Separate reports from researchers considered the possibility that inadequate diagnostic screening for major depression yields an inappropriate study cohort with a large percentage of placebo responders. Kalyan Ghosh, Ph.D., and Mark S. Kramer, M.D., Ph.D., at Merck and Co. urged depression trial investigators to "consciously implement a rigorous professional standard of enrolling in such trials only those patients (i.e., adequately depressed) who in their opinions are likely to provide informative outcomes."

Robert A. Massing and colleagues at Eli Lilly and Co. investigated whether the quality of diagnostic screening could be enhanced by employing a structured interview. They assessed whether the addition of the Structured Clinical Interview for DSM-IV Axis I Disorders (SCID-I) to standard screening processes was feasible for a multicenter antidepressant clinical trial, and whether this addition contributed to identifying a homogenous subject population with major depression.

In an eight-site U.S. trial, the SCID was completed at the initial visit of 309 patients who were determined to have a high likelihood of major depressive disorder. Massing and colleagues found that the complex adaptive sequence of the SCID items were successfully administered in 97% of cases, and the SCID data elements were consistent with the diagnosis of a major depressive episode (MDE) in 99% of the administrations.

Massing and colleagues reported that the SCID was effectively administered and generated data of acceptable quality. "The application of the SCID in this trial resulted in a number of patients being entered but not subsequently randomized who might otherwise have been randomized," they observed. "The study's randomized population was thus made more homogenous, in that randomized patients could be confidently said to have MDE and to lack significant psychiatric comorbidity."

Andrew C. Leon, Ph.D., at Cornell Medical College, and colleagues at Brown University proposed that randomized clinical trials (RCTs) are less useful in proving treatment effectiveness than treatment efficacy.

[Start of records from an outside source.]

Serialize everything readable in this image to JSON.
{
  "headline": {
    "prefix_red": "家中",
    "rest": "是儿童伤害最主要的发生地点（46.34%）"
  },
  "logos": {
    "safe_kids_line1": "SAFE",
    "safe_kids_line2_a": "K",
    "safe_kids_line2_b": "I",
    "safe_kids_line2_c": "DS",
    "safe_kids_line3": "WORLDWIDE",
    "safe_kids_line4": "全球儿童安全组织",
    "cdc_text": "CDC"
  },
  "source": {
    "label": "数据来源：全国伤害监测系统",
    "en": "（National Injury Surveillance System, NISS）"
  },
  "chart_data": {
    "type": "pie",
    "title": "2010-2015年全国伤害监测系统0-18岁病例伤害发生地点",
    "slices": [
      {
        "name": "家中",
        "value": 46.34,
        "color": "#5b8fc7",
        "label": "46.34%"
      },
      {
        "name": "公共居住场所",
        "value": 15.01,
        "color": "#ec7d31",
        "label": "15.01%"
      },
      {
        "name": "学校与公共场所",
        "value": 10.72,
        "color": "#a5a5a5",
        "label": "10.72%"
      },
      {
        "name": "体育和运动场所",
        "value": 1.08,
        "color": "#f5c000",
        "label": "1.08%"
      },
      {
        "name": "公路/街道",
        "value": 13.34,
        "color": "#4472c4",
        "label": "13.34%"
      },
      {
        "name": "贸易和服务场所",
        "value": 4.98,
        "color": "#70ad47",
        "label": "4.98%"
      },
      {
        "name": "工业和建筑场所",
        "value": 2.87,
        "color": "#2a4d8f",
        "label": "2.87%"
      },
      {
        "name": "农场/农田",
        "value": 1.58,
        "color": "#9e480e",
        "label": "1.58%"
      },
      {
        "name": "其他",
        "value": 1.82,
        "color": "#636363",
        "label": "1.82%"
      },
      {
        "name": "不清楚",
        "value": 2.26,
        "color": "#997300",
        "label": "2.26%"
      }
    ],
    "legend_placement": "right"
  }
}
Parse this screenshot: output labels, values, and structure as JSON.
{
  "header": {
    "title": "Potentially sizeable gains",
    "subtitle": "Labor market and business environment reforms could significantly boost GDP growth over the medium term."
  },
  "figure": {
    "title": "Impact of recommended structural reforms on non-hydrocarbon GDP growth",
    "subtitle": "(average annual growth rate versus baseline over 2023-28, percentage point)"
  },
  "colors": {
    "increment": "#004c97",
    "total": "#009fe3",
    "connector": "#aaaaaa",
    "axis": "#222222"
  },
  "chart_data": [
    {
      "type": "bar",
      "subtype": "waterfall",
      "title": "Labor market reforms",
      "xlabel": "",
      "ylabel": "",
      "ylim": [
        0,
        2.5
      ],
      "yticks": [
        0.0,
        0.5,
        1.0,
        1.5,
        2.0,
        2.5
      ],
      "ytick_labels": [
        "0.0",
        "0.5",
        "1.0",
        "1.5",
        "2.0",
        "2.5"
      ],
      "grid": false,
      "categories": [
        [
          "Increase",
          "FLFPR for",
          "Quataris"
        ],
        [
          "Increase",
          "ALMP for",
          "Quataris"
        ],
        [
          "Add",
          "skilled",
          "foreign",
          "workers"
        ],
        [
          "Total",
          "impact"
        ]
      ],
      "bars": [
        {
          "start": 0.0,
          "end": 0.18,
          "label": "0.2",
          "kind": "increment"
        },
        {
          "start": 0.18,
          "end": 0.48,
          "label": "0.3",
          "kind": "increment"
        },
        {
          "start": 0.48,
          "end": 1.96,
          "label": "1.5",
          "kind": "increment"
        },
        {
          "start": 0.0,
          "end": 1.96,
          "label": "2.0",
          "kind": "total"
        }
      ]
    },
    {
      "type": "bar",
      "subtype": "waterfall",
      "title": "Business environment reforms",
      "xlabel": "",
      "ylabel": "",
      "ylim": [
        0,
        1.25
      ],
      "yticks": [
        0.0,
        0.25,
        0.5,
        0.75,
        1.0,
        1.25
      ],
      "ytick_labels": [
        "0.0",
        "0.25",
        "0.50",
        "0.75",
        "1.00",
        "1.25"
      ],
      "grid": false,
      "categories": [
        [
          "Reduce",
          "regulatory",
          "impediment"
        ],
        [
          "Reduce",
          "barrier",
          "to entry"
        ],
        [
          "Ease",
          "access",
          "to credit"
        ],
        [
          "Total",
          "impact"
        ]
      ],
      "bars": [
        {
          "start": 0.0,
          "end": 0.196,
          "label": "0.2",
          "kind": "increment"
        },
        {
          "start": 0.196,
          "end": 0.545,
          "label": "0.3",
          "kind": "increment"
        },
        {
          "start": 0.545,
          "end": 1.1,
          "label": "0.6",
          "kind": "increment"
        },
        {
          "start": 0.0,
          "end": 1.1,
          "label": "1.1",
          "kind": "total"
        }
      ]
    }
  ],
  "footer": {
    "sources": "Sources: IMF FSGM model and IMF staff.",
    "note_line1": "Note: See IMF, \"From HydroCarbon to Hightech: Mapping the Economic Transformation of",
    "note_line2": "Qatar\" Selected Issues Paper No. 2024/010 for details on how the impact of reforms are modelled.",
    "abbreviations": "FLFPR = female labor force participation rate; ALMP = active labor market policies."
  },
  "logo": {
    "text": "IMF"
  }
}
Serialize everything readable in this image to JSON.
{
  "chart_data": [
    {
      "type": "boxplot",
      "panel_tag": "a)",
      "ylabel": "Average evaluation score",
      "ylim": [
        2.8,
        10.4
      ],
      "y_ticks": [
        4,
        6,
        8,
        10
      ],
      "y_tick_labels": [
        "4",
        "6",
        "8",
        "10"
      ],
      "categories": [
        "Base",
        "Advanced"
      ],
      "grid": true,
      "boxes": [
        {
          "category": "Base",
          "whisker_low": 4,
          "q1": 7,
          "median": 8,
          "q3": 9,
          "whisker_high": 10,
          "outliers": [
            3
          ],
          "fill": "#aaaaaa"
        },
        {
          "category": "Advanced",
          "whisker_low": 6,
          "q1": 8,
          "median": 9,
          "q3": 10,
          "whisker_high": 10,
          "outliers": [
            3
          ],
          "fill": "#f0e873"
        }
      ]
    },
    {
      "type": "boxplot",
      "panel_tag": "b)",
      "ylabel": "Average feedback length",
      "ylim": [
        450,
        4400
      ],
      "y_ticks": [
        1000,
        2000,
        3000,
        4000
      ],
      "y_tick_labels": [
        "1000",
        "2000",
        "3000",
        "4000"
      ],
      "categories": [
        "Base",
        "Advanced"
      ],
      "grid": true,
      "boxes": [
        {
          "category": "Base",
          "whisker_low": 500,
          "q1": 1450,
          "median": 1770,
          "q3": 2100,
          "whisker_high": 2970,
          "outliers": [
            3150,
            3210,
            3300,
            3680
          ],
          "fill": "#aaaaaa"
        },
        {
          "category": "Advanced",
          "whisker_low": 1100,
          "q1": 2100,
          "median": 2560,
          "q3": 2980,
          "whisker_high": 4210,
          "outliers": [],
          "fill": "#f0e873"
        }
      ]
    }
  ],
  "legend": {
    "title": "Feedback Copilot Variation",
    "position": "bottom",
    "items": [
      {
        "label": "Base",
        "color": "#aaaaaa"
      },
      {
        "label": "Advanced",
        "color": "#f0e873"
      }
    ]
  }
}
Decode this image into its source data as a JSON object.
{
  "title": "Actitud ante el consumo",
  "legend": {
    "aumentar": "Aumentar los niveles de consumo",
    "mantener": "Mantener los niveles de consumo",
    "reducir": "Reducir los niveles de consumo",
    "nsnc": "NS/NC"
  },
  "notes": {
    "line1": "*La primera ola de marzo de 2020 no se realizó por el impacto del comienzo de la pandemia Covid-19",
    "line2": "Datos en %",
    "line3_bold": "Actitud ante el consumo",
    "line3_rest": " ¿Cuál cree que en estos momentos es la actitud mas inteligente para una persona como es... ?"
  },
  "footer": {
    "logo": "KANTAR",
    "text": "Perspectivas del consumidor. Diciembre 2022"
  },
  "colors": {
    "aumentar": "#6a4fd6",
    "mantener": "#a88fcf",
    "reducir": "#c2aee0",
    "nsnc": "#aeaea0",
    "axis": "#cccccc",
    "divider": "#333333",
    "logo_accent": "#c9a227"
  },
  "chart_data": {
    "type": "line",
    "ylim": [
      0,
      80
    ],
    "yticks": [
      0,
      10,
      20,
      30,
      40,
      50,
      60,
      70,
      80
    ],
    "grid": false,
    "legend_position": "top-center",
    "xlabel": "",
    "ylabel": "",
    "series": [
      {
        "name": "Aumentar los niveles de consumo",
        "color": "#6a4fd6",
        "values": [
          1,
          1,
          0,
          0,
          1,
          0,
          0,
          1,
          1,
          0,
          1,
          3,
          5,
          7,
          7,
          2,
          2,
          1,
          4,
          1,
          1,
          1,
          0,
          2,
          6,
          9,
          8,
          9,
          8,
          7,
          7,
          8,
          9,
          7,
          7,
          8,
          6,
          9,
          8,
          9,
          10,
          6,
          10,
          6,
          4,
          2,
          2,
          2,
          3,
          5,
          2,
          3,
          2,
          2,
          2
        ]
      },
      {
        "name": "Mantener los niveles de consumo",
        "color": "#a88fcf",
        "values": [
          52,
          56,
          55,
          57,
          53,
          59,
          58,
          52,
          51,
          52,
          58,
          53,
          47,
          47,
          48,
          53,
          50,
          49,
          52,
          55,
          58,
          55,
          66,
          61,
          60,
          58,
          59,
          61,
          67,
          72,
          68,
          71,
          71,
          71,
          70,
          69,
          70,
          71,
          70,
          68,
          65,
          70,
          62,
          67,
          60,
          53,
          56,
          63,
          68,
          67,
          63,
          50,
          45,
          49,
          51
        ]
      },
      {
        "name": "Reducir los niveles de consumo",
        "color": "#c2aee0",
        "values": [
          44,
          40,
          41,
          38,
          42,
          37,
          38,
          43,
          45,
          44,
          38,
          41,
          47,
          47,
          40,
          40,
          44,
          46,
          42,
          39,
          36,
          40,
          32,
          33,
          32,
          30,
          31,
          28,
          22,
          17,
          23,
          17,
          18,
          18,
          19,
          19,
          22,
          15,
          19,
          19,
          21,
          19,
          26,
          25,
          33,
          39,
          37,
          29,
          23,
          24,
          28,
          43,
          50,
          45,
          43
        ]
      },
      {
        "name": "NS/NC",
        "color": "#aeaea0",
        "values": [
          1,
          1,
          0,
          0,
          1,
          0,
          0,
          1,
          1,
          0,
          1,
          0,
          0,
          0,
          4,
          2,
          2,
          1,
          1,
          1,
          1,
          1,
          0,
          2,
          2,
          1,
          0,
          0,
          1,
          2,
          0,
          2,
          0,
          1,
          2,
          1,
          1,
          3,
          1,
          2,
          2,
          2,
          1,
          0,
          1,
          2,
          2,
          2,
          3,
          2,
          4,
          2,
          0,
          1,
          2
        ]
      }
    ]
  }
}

While acknowledging that RCTs can offer valid information on treatment efficacy, Leon and colleagues consider longitudinal, observational studies among a less restricted group of subjects receiving treatment in a naturalistic setting to be a better gauge of treatment effectiveness.

Taking data from the NIMH Collaborative Depression Study of 431 subjects who were followed for up to 15 years, Leon and colleagues calculated a "propensity for treatment intensity," with a mixed-effects ordinal logistic regression model. These scores were then analyzed with a mixed-effect survival model of time until recovery over multiple treatment intervals per subject. This established the overall effectiveness of treatment.

"This novel approach to treatment effectiveness analyses," concluded the researchers, "provides a strategy to account for multiple treatment...and baseline differences between treated and untreated subjects." Further, they noted that the propensity score approach "reduces the bias in estimates of effectiveness that is inherent in observational studies."